9. DSpotter
DSpotter, as mentioned previously, is a library providing functionality for local voice & command recognition. Main characteristics for this solution are:
High noise robustness
Low resource requirement
Global language support
Easy command customization
High portability
9.1. Creating a Model
The user can create customized trigger/ commands only using text input. This can be achieved using the DSMT (DSpotter Modeling Tool). The tool is a windows-based application:

Figure 12 Cyberon DSpotter Modeling Tool
The DSMT application allows:
Creating customized trigger/commands by text input
Online test: streaming audio input
Offline test: pre-recorded wave files input
Parameters adjustment for performance optimization
Providing details about the operation of this utility is out of scope of this document. More information is available on the Renesas - DSpotter Documentation.
9.2. Update the project with a new Model
A Model holds all information for a voice recognition algorithm. The process of updating the Model in a project will be described in this section. The Model for this application example holds a wake-up and command word. This is considered as a two-stage command recognition. The voice commands are:
Hello Renesas, Lights on.
Hello Renesas, Lights off.

Figure 13 Model directory
DSMT produces files with a format of “_pack_withTxt.bin”. The generated file must be placed inside the “Model” directory as shown in the figure above. To activate the Model the user needs to update the contents inside CybModel1.asm. This file contains the path and name of the Model to be used.
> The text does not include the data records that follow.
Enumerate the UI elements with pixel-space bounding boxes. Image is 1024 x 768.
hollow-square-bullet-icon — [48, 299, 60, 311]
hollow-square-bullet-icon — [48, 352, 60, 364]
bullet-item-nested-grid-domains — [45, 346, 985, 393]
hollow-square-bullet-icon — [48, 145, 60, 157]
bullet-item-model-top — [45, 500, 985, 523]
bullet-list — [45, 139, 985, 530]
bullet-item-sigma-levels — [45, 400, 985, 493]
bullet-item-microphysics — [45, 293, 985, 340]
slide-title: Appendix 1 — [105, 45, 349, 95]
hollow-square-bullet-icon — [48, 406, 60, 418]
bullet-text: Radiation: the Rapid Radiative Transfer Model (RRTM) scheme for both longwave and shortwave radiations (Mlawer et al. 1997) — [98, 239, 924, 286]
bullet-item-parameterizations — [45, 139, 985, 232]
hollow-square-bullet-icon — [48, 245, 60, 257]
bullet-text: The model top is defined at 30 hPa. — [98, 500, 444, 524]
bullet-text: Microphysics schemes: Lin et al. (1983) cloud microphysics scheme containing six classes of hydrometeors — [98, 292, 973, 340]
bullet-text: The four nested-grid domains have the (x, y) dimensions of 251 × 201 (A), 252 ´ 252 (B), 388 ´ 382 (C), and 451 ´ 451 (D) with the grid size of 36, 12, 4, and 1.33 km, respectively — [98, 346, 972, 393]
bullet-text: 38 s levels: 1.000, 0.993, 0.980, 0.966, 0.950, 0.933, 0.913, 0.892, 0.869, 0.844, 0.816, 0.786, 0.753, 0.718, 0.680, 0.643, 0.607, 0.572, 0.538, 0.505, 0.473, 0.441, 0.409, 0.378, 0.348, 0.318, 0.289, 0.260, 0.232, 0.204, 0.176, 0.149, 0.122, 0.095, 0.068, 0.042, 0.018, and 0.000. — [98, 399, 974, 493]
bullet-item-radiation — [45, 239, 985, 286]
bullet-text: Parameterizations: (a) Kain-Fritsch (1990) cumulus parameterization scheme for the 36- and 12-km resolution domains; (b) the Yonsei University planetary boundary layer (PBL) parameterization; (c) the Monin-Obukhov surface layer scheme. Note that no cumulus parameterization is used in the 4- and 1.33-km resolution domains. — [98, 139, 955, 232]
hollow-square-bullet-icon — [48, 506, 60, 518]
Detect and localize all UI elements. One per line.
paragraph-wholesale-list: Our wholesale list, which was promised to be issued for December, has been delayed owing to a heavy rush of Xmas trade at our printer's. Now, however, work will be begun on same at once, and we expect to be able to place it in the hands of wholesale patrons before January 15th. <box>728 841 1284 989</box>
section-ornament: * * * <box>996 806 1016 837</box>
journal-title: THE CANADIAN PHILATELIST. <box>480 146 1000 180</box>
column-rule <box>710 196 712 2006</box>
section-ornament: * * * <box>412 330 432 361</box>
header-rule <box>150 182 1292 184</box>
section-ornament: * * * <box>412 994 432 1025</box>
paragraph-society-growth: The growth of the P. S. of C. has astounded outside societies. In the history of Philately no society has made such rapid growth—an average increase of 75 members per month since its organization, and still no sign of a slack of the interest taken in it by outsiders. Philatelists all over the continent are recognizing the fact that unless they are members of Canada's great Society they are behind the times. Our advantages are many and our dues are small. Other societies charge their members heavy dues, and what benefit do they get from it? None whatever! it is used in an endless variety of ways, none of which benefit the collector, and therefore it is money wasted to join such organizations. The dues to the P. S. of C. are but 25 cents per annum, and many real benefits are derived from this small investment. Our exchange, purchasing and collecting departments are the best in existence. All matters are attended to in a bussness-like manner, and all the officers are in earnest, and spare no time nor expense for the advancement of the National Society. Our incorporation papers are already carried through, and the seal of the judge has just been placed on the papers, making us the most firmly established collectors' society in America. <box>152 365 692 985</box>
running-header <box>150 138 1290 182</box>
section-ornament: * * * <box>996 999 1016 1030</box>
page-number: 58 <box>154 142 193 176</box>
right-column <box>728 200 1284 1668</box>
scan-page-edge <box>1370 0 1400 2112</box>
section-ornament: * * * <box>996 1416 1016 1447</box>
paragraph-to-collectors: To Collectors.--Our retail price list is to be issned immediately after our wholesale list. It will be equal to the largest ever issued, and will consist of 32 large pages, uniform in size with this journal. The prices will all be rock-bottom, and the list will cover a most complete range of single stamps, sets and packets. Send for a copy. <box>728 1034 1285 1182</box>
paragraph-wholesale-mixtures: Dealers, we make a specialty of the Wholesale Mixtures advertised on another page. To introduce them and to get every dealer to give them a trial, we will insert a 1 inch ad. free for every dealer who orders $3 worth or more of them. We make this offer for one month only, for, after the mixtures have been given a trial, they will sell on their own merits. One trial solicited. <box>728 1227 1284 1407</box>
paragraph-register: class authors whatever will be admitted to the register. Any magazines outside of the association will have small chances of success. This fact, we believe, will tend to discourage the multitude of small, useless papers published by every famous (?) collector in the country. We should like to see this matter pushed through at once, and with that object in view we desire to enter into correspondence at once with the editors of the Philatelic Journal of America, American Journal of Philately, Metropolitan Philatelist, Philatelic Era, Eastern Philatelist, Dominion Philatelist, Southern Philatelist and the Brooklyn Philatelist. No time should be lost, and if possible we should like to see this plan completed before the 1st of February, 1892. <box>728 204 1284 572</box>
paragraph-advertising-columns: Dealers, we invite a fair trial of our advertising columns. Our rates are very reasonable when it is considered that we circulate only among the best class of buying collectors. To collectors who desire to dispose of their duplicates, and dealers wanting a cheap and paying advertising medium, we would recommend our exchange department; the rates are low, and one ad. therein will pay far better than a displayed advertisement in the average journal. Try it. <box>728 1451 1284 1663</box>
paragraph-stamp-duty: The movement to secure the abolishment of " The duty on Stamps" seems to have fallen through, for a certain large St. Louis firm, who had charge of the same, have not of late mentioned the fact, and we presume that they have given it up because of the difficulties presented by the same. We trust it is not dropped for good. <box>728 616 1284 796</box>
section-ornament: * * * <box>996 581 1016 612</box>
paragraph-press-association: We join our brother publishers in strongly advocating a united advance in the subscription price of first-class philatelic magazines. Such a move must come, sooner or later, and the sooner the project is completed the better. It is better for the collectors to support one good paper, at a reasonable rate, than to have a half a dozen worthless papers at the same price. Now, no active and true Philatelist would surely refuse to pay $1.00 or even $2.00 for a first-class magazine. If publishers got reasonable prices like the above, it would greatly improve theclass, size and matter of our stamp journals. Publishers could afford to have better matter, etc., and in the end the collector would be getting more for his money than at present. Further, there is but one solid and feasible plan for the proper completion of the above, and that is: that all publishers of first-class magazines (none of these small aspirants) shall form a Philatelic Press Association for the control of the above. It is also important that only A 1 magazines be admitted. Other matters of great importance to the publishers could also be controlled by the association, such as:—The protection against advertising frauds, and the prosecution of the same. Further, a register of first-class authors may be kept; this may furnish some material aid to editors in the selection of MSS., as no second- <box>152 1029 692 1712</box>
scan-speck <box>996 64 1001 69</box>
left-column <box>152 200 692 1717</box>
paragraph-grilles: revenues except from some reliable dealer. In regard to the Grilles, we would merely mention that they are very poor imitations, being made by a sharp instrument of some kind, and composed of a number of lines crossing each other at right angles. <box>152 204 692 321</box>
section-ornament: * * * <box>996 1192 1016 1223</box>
The project must be built as DA1470x-00-Debug_OQSPI. In the “periph_setup.h” file #define ENABLE_DSPOTTER_LIB needs to be defined to enable the voice recognition functionality.
During program execution the PrintGroupCommandList() function gets the current active Model as input and prints out all staged commands. Above is an example showing the debug messages during startup.
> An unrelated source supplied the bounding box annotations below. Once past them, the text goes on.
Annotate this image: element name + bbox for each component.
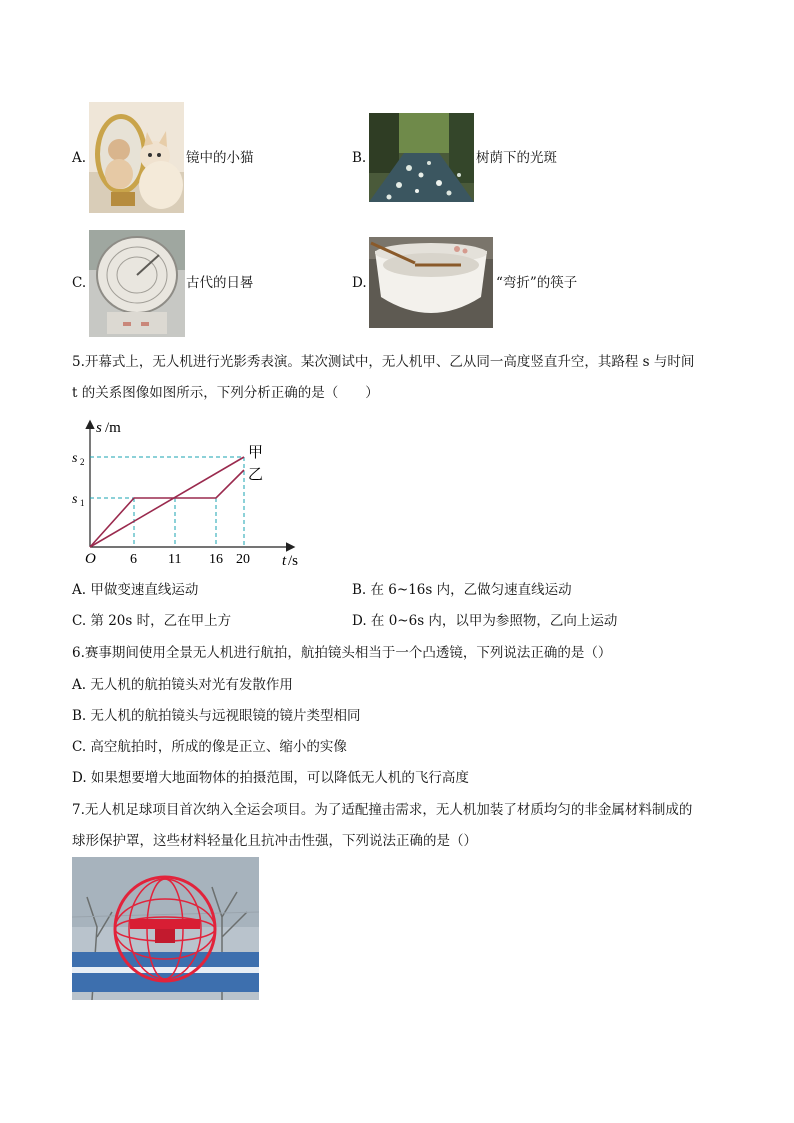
q5-option-b: B. 在 6~16s 内，乙做匀速直线运动 bbox=[352, 582, 572, 598]
q6-option-a: A. 无人机的航拍镜头对光有发散作用 bbox=[72, 677, 293, 693]
sundial-photo bbox=[89, 230, 185, 337]
x-tick-20: 20 bbox=[236, 552, 250, 567]
series-jia-line bbox=[90, 457, 244, 547]
y-axis-unit: /m bbox=[105, 420, 121, 436]
origin-label: O bbox=[85, 551, 96, 567]
series-jia-label: 甲 bbox=[248, 445, 264, 461]
option-d-letter: D. bbox=[352, 275, 367, 291]
q6-option-c: C. 高空航拍时，所成的像是正立、缩小的实像 bbox=[72, 739, 347, 755]
x-tick-6: 6 bbox=[130, 552, 137, 567]
option-c-letter: C. bbox=[72, 275, 87, 291]
x-tick-16: 16 bbox=[209, 552, 223, 567]
q6-stem: 6.赛事期间使用全景无人机进行航拍，航拍镜头相当于一个凸透镜，下列说法正确的是（） bbox=[72, 645, 612, 661]
q5-stem-line2: t 的关系图像如图所示，下列分析正确的是（ ） bbox=[72, 385, 379, 401]
chopsticks-bowl-photo bbox=[369, 237, 493, 328]
drone-football-photo bbox=[72, 857, 259, 1000]
q5-stem-line1: 5.开幕式上，无人机进行光影秀表演。某次测试中，无人机甲、乙从同一高度竖直升空，其路程 s 与时间 bbox=[72, 354, 695, 370]
q5-option-d: D. 在 0~6s 内，以甲为参照物，乙向上运动 bbox=[352, 613, 618, 629]
svg-text:2: 2 bbox=[80, 457, 85, 467]
q7-stem-line2: 球形保护罩，这些材料轻量化且抗冲击性强，下列说法正确的是（） bbox=[72, 833, 477, 849]
q6-option-b: B. 无人机的航拍镜头与远视眼镜的镜片类型相同 bbox=[72, 708, 361, 724]
cat-mirror-photo bbox=[89, 102, 184, 213]
x-axis-unit: /s bbox=[288, 553, 299, 569]
option-b-caption: 树荫下的光斑 bbox=[476, 150, 557, 166]
option-b-letter: B. bbox=[352, 150, 367, 166]
forest-light-spots-photo bbox=[369, 113, 474, 202]
y-axis-label: s bbox=[96, 420, 102, 436]
option-c-caption: 古代的日晷 bbox=[186, 275, 254, 291]
option-a-caption: 镜中的小猫 bbox=[186, 150, 254, 166]
q5-option-a: A. 甲做变速直线运动 bbox=[72, 582, 199, 598]
series-yi-line bbox=[90, 470, 244, 547]
svg-text:1: 1 bbox=[80, 498, 85, 508]
s-t-graph bbox=[68, 412, 308, 572]
q7-stem-line1: 7.无人机足球项目首次纳入全运会项目。为了适配撞击需求，无人机加装了材质均匀的非金属材料制成的 bbox=[72, 802, 693, 818]
x-axis-label: t bbox=[282, 553, 287, 569]
q6-option-d: D. 如果想要增大地面物体的拍摄范围，可以降低无人机的飞行高度 bbox=[72, 770, 469, 786]
q5-option-c: C. 第 20s 时，乙在甲上方 bbox=[72, 613, 232, 629]
y-tick-s2: s bbox=[72, 451, 78, 466]
x-tick-11: 11 bbox=[168, 552, 182, 567]
y-tick-s1: s bbox=[72, 492, 78, 507]
option-a-letter: A. bbox=[72, 150, 87, 166]
option-d-caption: “弯折”的筷子 bbox=[496, 275, 578, 291]
series-yi-label: 乙 bbox=[248, 467, 264, 483]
Figure 14 Spotter debug output
As seen in the figure the model has 2 groups. The first group is the wakeup word and the second is the command word.
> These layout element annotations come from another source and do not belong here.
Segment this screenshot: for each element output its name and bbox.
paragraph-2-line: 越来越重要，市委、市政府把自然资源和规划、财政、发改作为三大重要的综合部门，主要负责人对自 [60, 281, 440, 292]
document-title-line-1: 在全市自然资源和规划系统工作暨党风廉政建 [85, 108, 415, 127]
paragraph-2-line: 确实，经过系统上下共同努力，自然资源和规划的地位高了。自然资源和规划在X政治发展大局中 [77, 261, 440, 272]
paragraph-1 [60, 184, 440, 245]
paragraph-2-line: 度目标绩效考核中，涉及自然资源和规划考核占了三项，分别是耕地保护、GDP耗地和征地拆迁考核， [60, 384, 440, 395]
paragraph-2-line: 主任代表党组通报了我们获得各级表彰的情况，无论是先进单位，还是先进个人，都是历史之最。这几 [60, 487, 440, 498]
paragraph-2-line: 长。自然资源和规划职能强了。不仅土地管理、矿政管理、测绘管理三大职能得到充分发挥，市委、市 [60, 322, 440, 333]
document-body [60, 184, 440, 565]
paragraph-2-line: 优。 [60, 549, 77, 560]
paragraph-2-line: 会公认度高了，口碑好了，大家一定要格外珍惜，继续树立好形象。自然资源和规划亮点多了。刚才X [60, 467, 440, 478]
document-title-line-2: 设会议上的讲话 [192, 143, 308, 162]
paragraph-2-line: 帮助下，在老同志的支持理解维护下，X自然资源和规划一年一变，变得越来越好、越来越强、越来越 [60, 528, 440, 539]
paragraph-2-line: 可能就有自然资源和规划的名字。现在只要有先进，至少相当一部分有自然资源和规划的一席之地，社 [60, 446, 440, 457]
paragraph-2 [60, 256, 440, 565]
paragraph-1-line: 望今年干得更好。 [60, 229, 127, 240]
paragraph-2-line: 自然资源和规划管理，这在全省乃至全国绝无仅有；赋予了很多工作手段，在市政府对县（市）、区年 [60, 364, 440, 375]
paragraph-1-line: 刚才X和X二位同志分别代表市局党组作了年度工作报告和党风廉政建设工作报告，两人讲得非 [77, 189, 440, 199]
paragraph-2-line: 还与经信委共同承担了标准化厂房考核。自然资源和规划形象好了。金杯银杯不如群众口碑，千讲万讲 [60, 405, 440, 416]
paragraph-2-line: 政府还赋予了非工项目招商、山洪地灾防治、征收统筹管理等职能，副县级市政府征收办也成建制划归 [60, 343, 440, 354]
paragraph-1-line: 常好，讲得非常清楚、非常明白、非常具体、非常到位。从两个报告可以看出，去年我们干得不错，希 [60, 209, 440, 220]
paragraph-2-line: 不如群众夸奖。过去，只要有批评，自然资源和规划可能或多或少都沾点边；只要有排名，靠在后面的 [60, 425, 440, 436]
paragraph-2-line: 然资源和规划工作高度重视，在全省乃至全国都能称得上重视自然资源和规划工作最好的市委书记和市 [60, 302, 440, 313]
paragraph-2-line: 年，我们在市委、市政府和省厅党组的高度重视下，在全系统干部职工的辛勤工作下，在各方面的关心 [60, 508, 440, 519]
9.3. DSpotter API flow chart
On program startup the system is set in sleep mode to minimize power consumption. When voice activity is detected the VAD will produce an interrupt and wake up the system. The audio manager is triggered, and audio samples are sent to DSpotter algorithm. The algorithm flow chart is presented in the figure below.

Figure 15 DSpotter flowchart
DSpotter_Init(), will create a recognizer for recognizing groups of commands.
DSpotter_AddSample(), will receive the voice samples and perform recognition. Application should call this function repetitively to add recorded PCM raw data into the recognizer for recognition to proceed until a recognition is found, at which moment this function returns DSPOTTER_SUCCESS, and the application can then call DSpotter_GetResult() to retrieve the recognized result. The recommended length of the input array of samples is 480 samples (= 960 bytes).
DSpotter_GetResult(), returns the recognition results, zero-based command ID when success or a negative error code otherwise. According to the returned command ID user can perform different actions. In this example a light is turned ON or OFF.
DSpotter_Reset(), resets the algorithm and initializes the system to accept the next command if available. In this example upon successful recognition of “Hello Renesas” the algorithm is setup to recognize “Lights-ON” or “Lights-OFF”.
DSpotter_Release(), will release the recognizer.